Mesmo com queda no endividamento, inadimplência cresce entre famílias no Paraná, aponta Fecomércio PR

Foto: Ilustração.

O percentual de famílias endividadas no Paraná registrou queda em março e atingiu o menor patamar dos últimos dez anos. Os dados são da Pesquisa de Endividamento e Inadimplência do Consumidor (Peic), elaborada pela Confederação Nacional do Comércio de Bens, Serviços e Turismo (CNC) em conjunto com a Fecomércio PR.

De acordo com o levantamento, 84,4% das famílias paranaenses declararam possuir algum tipo de dívida no mês passado. O índice é inferior aos 88,1% registrados em março de 2025, consolidando uma tendência de redução do endividamento no estado ao longo do último ano.

Apesar desse recuo, os indicadores de inadimplência apresentaram avanço no mesmo período. A parcela de famílias com contas em atraso subiu para 15,5%, acima dos 11,8% verificados um ano antes. Já o percentual de consumidores que afirmam não ter condições de quitar suas dívidas passou de 2,6% para 3,7% na comparação anual. Ainda assim, o Paraná segue entre os estados com melhor desempenho no ranking nacional de inadimplência.
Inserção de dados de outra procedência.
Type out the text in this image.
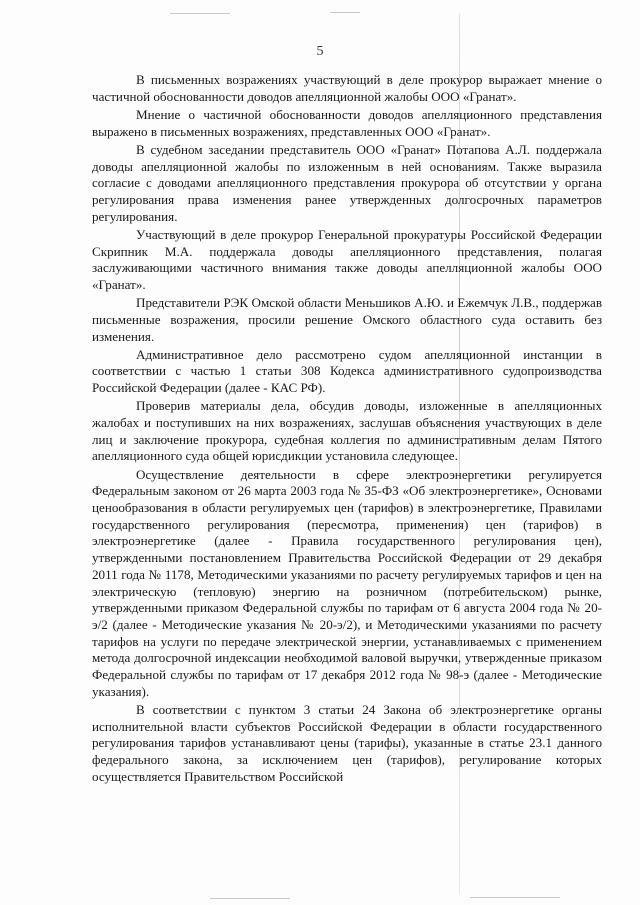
5

В письменных возражениях участвующий в деле прокурор выражает мнение о частичной обоснованности доводов апелляционной жалобы ООО «Гранат».

Мнение о частичной обоснованности доводов апелляционного представления выражено в письменных возражениях, представленных ООО «Гранат».

В судебном заседании представитель ООО «Гранат» Потапова А.Л. поддержала доводы апелляционной жалобы по изложенным в ней основаниям. Также выразила согласие с доводами апелляционного представления прокурора об отсутствии у органа регулирования права изменения ранее утвержденных долгосрочных параметров регулирования.

Участвующий в деле прокурор Генеральной прокуратуры Российской Федерации Скрипник М.А. поддержала доводы апелляционного представления, полагая заслуживающими частичного внимания также доводы апелляционной жалобы ООО «Гранат».

Представители РЭК Омской области Меньшиков А.Ю. и Ежемчук Л.В., поддержав письменные возражения, просили решение Омского областного суда оставить без изменения.

Административное дело рассмотрено судом апелляционной инстанции в соответствии с частью 1 статьи 308 Кодекса административного судопроизводства Российской Федерации (далее - КАС РФ).

Проверив материалы дела, обсудив доводы, изложенные в апелляционных жалобах и поступивших на них возражениях, заслушав объяснения участвующих в деле лиц и заключение прокурора, судебная коллегия по административным делам Пятого апелляционного суда общей юрисдикции установила следующее.

Осуществление деятельности в сфере электроэнергетики регулируется Федеральным законом от 26 марта 2003 года № 35-ФЗ «Об электроэнергетике», Основами ценообразования в области регулируемых цен (тарифов) в электроэнергетике, Правилами государственного регулирования (пересмотра, применения) цен (тарифов) в электроэнергетике (далее - Правила государственного регулирования цен), утвержденными постановлением Правительства Российской Федерации от 29 декабря 2011 года № 1178, Методическими указаниями по расчету регулируемых тарифов и цен на электрическую (тепловую) энергию на розничном (потребительском) рынке, утвержденными приказом Федеральной службы по тарифам от 6 августа 2004 года № 20-э/2 (далее - Методические указания № 20-э/2), и Методическими указаниями по расчету тарифов на услуги по передаче электрической энергии, устанавливаемых с применением метода долгосрочной индексации необходимой валовой выручки, утвержденные приказом Федеральной службы по тарифам от 17 декабря 2012 года № 98-э (далее - Методические указания).

В соответствии с пунктом 3 статьи 24 Закона об электроэнергетике органы исполнительной власти субъектов Российской Федерации в области государственного регулирования тарифов устанавливают цены (тарифы), указанные в статье 23.1 данного федерального закона, за исключением цен (тарифов), регулирование которых осуществляется Правительством Российской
No cenário nacional, a situação se mostra mais pressionada. O índice de famílias endividadas no Brasil chegou a 80,4%, enquanto a inadimplência permaneceu elevada, atingindo 29,6%. Já a proporção de brasileiros sem condições de pagar dívidas ficou em 12,3%.

Entre as famílias com renda de até dez salários mínimos no Paraná, o nível de endividamento permaneceu praticamente estável entre fevereiro e março, em 85,2%. Na comparação com o mesmo período de 2025, houve recuo significativo, já que o índice era de 88,5%. Por outro lado, os atrasos aumentaram na variação mensal, passando de 15,8% para 16,4%, enquanto a parcela sem condições de pagamento subiu de 3,4% para 3,8%.

Já no grupo com renda superior a dez salários mínimos, o endividamento se manteve em 81% na comparação mensal, mas apresentou queda relevante frente aos 86,3% registrados um ano antes. Nesse segmento, a inadimplência teve leve redução, passando de 12,5% para 11,9%. Em contrapartida, o percentual de famílias sem condições de quitar dívidas avançou de 1,8% para 3% em relação a fevereiro de 2026.

O levantamento também aponta que o cartão de crédito continua sendo o principal responsável pelo endividamento, citado por 94,1% das famílias. Em seguida aparecem o financiamento de veículos, com 7,9%, e o financiamento imobiliário, com 6,6%. Houve ainda crescimento no uso do crediário em carnês, que passou de 2,8% para 5,5% na comparação anual, além do crédito pessoal, que avançou de 0,3% para 3%.

O cenário indica que, embora o número de famílias com dívidas esteja em queda no Paraná, o aumento da inadimplência acende um alerta sobre a capacidade de pagamento dos consumidores.